La nostalgie est d’autant plus forte qu’À bout de course a pour héros le jeune River Phoenix, né en 1970, décédé en 1993, à l’orée d’une carrière prometteuse que son frère cadet, Joaquin, a poursuivie pour lui par procuration.

Le sujet du film est inspiré de faits réels : la longue cavale de deux pacifistes dans les Etats-Unis des 70ies après un attentat meurtrier. C’est une réflexion sur l’engagement, le radicalisme, l’action non violente qui dérape – un sujet d’une brûlante actualité aujourd’hui qu’évoquent notamment Une bataille après l’autre, Sabotage ou Une année difficile – et les conséquences de nos actes.

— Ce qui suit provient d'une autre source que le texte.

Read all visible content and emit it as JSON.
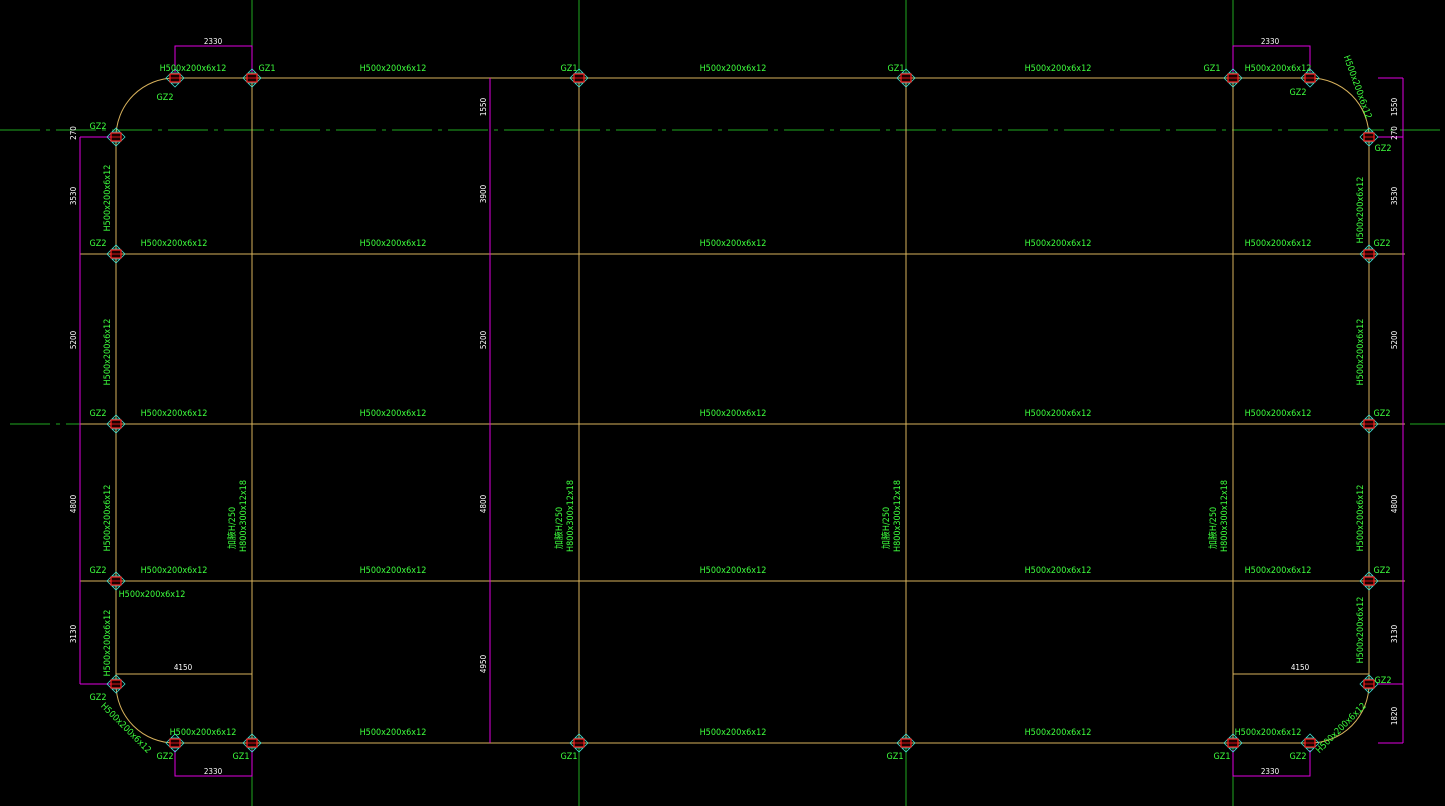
{
  "beams": {
    "secondary": "H500x200x6x12",
    "primary_lines": [
      "H800x300x12x18",
      "加腋H/250"
    ]
  },
  "columns": {
    "interior": "GZ1",
    "edge": "GZ2"
  },
  "dimensions": {
    "horizontal": [
      "2330",
      "4150"
    ],
    "left_side": [
      "270",
      "3530",
      "5200",
      "4800",
      "3130"
    ],
    "interior": [
      "1550",
      "3900",
      "5200",
      "4800",
      "4950"
    ],
    "right_side": [
      "1550",
      "270",
      "3530",
      "5200",
      "4800",
      "3130",
      "1820"
    ]
  },
  "colors": {
    "background": "#000000",
    "beam": "#d8b25c",
    "grid": "#1fa81f",
    "text": "#3dff3d",
    "dimension": "#e000e0",
    "column": "#ff2020"
  }
}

Mais c’est le personnage de Danny, le fils aîné, interprété par River Phoenix, qui est le plus émouvant. Musicien surdoué, comme sa mère le fut en son temps avant de rompre avec sa famille et d’embrasser le radicalisme, l’adolescent de dix-sept ans ne supporte plus ces déménagements à répétition, qui le privent de toute vie sociale et lui interdisent l’accès à l’Université. Loin d’interpréter les ados rebelles, River Phoenix joue un garçon sage, presque passif, laissant au scénario et aux situations le soin de faire comprendre le poids qui pèse sur lui. Ses parents sont déchirés d’imposer à leur fils un tel sacrifice.

Sidney Lumet réalise À bout de course avec une remarquable économie. L’émotion que suscite son dénouement, qui arracherait des larmes aux plus insensibles, n’en est que plus puissante.